The most important aspect of this sale, however, is the fact that it is linked to an on-going arrangement to purchase as much ultrafine alpaca fibre as we can supply for the same per kilo price, based on the grid test results of the respective fleeces. Mr Scott will be releasing more details of the venture in coming months.

During discussions with Mr Scott, he made it clear that he was drawn to the Premium Alpaca consignments, in particular the Ultrafine Bale, because of the stringent and commercial based QA protocols adopted. His view was that this is the way alpaca fibre needs to be marketed.

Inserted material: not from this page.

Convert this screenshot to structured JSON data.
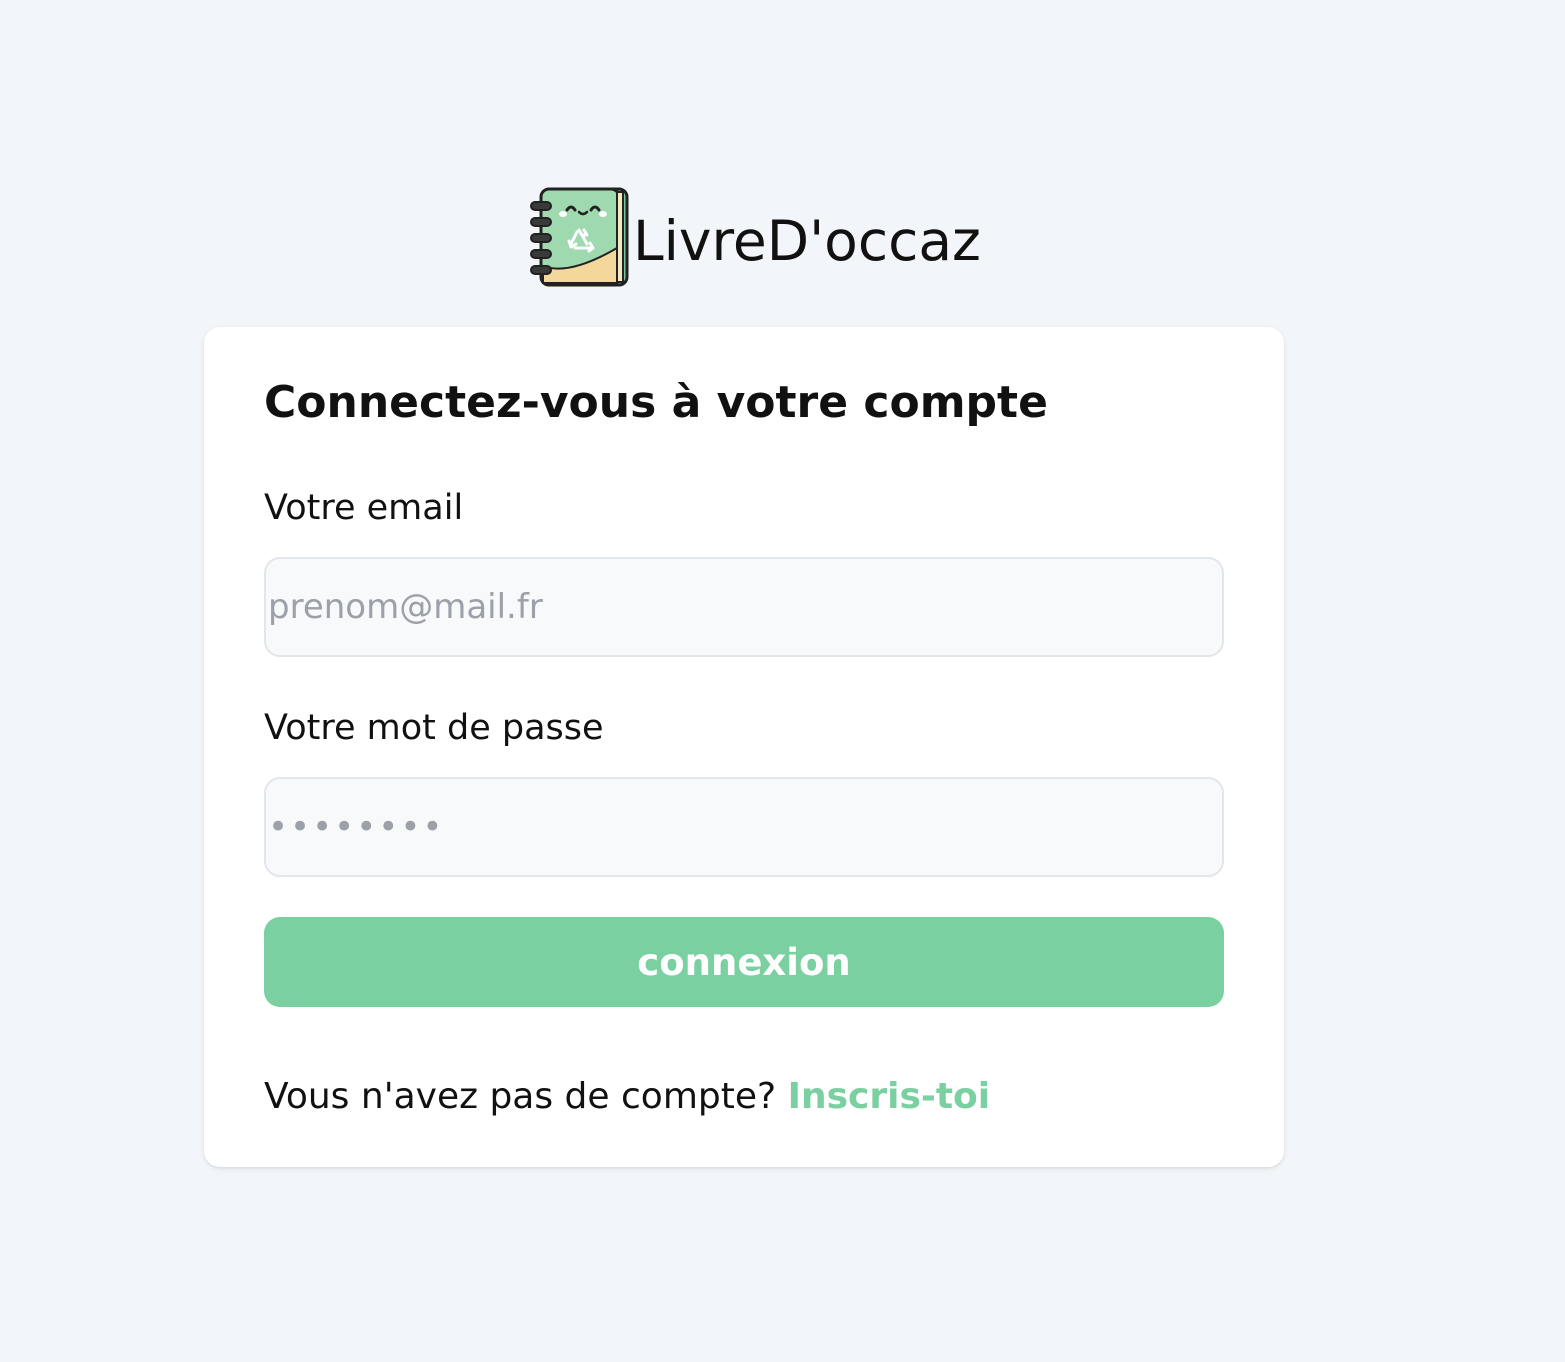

 In proclaiming the successes of the Ultrafine Scheme, the fact remains that many alpaca breeders are content to supply broader categories to, say, home spinners, many are not bothered with commercial returns for their fibre and many would respond with comments such as 'this has nothing to do with my alpaca herd'. And these breeders would have every right to do so - obviously.

For those breeders, however, who seek a viable alpaca fleece industry, this scheme provides a vision and a key to opening doors of opportunity. Combined with effective genetic selection, I can see the outcomes of this scheme resulting in alpacas producing fleeces worth hundreds of dollars over their lifetime - and I am not just talking about white huacaya alpacas.

As we are already witnessing with the Ultrafine Bale scheme, a viable alpaca fleece industry is achievable - providing we adopt a 'can do' approach to a visionary outlook.